Jamais il n’a été question de dérive, non qu’il en aille d’un impossible, si telle est réellement la contrainte — on veut alors savoir ici qui contraint ; jamais, que dérive le navire en plein Océan Arctique tenez, encerclé par tout un givre (l’image éculée de la dérive dans le givre, et l’imminent naufrage, comme obligé : une telle obligation étant ce dont s’agit de se défaire), courant ce faisant à sa perte entraîné par des courants qui l’enfonceront* tout à l’heure dans les profondeurs, cela n’a pas lieu, ce tout à l’heure (aussi bien un siècle) est un irréel, qu’on l’écarte. La trajectoire est sûre, du navire, réitérant une trajectoire ancienne de décennies sans en dévier jusqu’aux escales, comme s’il importait de rejouer cette traversée originaire ayant fait date, toute de sidérations au vu de ce qui se découvrait, visions inouïes où qu’on se tournât, le spectre magique des bleus, océans, mers et ciels, vagues, reflets, vents et sillage d’écume en arrière du navire, mais aussi mouettes et cormorans, cris et paroles rapportant ces cris, celles des navigateurs, l’écriture pour en tout fixer sachant ce qu’il en est de la fixation (qu’elle ne se peut qu’à peine).
Et la nave va.

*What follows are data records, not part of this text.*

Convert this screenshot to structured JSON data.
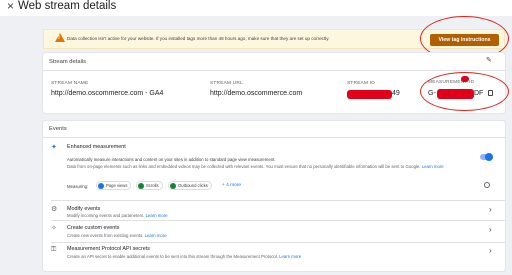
{
  "header": {
    "close_icon": "×",
    "title": "Web stream details"
  },
  "banner": {
    "text": "Data collection isn't active for your website. If you installed tags more than 48 hours ago, make sure that they are set up correctly.",
    "button": "View tag instructions"
  },
  "stream_details": {
    "title": "Stream details",
    "stream_name_label": "STREAM NAME",
    "stream_name": "http://demo.oscommerce.com - GA4",
    "stream_url_label": "STREAM URL",
    "stream_url": "http://demo.oscommerce.com",
    "stream_id_label": "STREAM ID",
    "stream_id_suffix": "49",
    "measurement_id_label": "MEASUREMENT ID",
    "measurement_id_prefix": "G-",
    "measurement_id_suffix": "DF"
  },
  "events": {
    "title": "Events",
    "enhanced": {
      "title": "Enhanced measurement",
      "desc1": "Automatically measure interactions and content on your sites in addition to standard page view measurement.",
      "desc2": "Data from on-page elements such as links and embedded videos may be collected with relevant events. You must ensure that no personally identifiable information will be sent to Google.",
      "learn_more": "Learn more",
      "measuring_label": "Measuring:",
      "chips": [
        "Page views",
        "Scrolls",
        "Outbound clicks"
      ],
      "more": "+ 4 more",
      "enabled": true
    },
    "modify": {
      "title": "Modify events",
      "desc": "Modify incoming events and parameters.",
      "learn_more": "Learn more"
    },
    "custom": {
      "title": "Create custom events",
      "desc": "Create new events from existing events.",
      "learn_more": "Learn more"
    },
    "mp": {
      "title": "Measurement Protocol API secrets",
      "desc": "Create an API secret to enable additional events to be sent into this stream through the Measurement Protocol.",
      "learn_more": "Learn more"
    }
  }
}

Mer des Sargasses. Ou l’attente qui s’éternise, d’une escale, question de jours peut-être. P. est sur l’un des ponts, seule, tandis que s’annonce une tempête, elle voit se couvrir le ciel, s’agiter furieusement l’eau, signe qu’il faut rentrer à présent, il lui est crié de rentrer, peut-être est-ce Miles qui le lui conjure, avec voix qui ne perce qu’à peine dans la tourmente à présent déclarée, il y a secousses, chocs de la coque du navire contre de hauts murs de vagues, P. vient à l’instant de rentrer, qui a rejoint le grand hall, pas un qui ne s’y soit réfugié, les vingt-six rassemblés en cette heure comme rarement, craignant pour le navire, que c’en puisse être les dernières heures : rien de cela n’a lieu, et revient l’accalmie, ce qui arrive ? Il arrive quelque chose, que la radio peut être captée de nouveau jusque dans les cabines, après un fading de jours inexpliqué, Adam traverse le couloir, s’arrête devant la cabine de Miles, y entendant, audible du dehors, le So nice d’Astrud Gilberto, la porte est entrouverte : personne, il entre, fumée compacte l’indice d’une présence récente, etc.
Quelle saison est-ce ? N’avoir pas compté [depuis la dernière mention*], le narrateur ici est en cause, qui invente, s’étant rétracté à plus d’une reprise : automne. Et tous à même le navire s’accordent sur cette saison, qu’elle commencerait. Il s’y peut des jours de chaleur encore, de chaleur pas possible, où l’on déserte les ponts — intenable ; aujourd’hui, d’imposantes nuées rendant appréciable l’air ambiant, soleil voilé, Miles est aperçu allant vers l’arrière du navire, afin de faire usage du mot de poupe (hapax), et accessoirement photographier l’écume, il a un appareil photo qu’il gardait jusqu’alors en secret, de l’une des dernières escales, avec en tête la réalisation d’une série à destination des archives du navire, pour autant qu’elle puisse être gardée, qu’il y ait sens et intérêt de cette garde, un vertige peut-être le saisit-il lorsqu’il se penche à l’occasion du premier cliché : mouvement de recul, et s’il tombait par-dessus bord ? Serait-ce au juste la fin du monde ? D’un mais du… Accourent P. et Adam (pourquoi eux seuls ? Il faut d’autres figures), pour le mettre en garde.